Bugün Pasinler'de patatesin, pancarın, lahananın tarlada kalması, başka yerlerde narenciyenin dalında kalması, besicinin tükenme noktasına gelmesi, süt üreticisinin iflasa sürüklenmesi, Müslüman Türk milletinin Kurban Bayramı'nda Avrupa'dan devlet eliyle ithal edilen geçmişi belli olmayan ithal hayvanlara mecbur bırakılması yanlışının sebebi bu bakış açısıdır bizce.
Milliyetçi Hareket Partisi olarak, geçmişte söylediğimiz gibi iki müessesenin oluşturulmasını önemsiyoruz. Mademki bütün meselelere Avrupa gözüyle bakıyoruz, Avrupa Birliği ülkelerinde de bunlar uygulanmakta. Bunlardan birisi, Et ve Balık Kurumunun yetkilerini artırarak hayvan ürünleri pazarlama regülasyon kurumunun kurulmasını önemsiyoruz. Toprak Mahsulleri Ofisinin yetkilerini artırarak tüm bitkisel ürünler pazarlama regülasyon kurumunun oluşturulmasını önemsiyoruz. Bunlar olunca, bunlar aynı zamanda üretici birlikleriyle de koordineli çalışarak neyi ne kadar üretecek, üretilenin pazarlanması garanti altına alınacak, sanayileri desteklenecek, halkımıza sağlıklı, kendi ürettiği gıdalar sunulduğu gibi ihracatın da önü açılacak, böylelikle Türkiye hem tarımda gelişecek hem de yabancı ülkelerin tarımsal ve gıda ürünlerinin açık pazarı olmaktan kurtulacak.
Biliyorum şu anda aklınızdan geçiyor, biz şu kadar destek veriyoruz, para veriyoruz diyeceksiniz. Bizce sonuç ortada. Türk milleti ne idüğü belirsiz ete mahkûm olmuş, et, süt ürünlerini zaten almaktan yoksun ama verdiğiniz destekler tarıma gitmiyor, bazı malum çevreler tarafından tarım dışı alanlarda kullanılıyor; bunu siz de biliyorsunuz, bütün Türkiye de biliyor.

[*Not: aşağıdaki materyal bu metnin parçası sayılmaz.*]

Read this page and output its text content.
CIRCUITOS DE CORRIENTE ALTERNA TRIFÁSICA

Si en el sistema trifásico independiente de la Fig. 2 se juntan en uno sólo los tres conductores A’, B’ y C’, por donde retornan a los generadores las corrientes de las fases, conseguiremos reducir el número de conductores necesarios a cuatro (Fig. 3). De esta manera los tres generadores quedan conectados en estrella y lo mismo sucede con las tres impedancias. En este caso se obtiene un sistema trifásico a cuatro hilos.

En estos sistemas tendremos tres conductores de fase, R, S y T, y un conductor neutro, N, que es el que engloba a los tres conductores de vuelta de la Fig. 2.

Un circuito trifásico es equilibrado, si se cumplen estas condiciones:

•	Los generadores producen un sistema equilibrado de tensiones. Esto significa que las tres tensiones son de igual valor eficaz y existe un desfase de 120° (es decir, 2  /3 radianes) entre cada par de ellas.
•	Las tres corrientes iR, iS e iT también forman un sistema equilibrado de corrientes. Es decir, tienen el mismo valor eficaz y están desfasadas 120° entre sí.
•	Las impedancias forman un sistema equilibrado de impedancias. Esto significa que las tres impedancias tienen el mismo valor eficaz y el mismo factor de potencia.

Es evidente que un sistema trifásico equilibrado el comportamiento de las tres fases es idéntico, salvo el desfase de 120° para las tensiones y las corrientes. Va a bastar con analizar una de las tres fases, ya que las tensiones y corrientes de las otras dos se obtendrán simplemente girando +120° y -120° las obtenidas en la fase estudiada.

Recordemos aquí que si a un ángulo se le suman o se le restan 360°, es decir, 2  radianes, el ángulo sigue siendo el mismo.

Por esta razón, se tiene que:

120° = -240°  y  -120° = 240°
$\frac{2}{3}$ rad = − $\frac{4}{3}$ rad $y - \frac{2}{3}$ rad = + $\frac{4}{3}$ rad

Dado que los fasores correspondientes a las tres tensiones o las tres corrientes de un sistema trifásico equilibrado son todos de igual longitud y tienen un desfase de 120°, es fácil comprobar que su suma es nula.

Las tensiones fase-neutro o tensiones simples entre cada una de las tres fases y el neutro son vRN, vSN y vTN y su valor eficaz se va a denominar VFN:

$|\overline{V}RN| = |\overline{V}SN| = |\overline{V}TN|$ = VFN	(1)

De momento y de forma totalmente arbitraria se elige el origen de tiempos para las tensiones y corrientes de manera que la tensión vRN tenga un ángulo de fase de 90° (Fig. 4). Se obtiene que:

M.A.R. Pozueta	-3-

Bu nedenle diyoruz ki mağdur olan bölge üreticisinin zararının giderilmesini önemsiyoruz, süratle bu konuda kararlar alınmasını istiyoruz. Bu üreticilerin kredi borçlarının bir yıl süreyle ertelenmesini istiyoruz. Patates üreticilerinin elinde kalan patateslerin Fakir Fukara Fonu'na ücret karşılığı verilmesini istiyoruz. Bölgede önemli bir patates üretim merkezi olan Pasinler ilçesinde en az 5 bin ton kapasiteli modern depolama tesislerinin bir an önce yapılarak işletime açılmasını istiyoruz.
Bu temennilerle hepinizi saygıyla selamlıyorum. (MHP sıralarından alkışlar)
BAŞKAN - Teşekkür ediyorum Sayın Öztürk.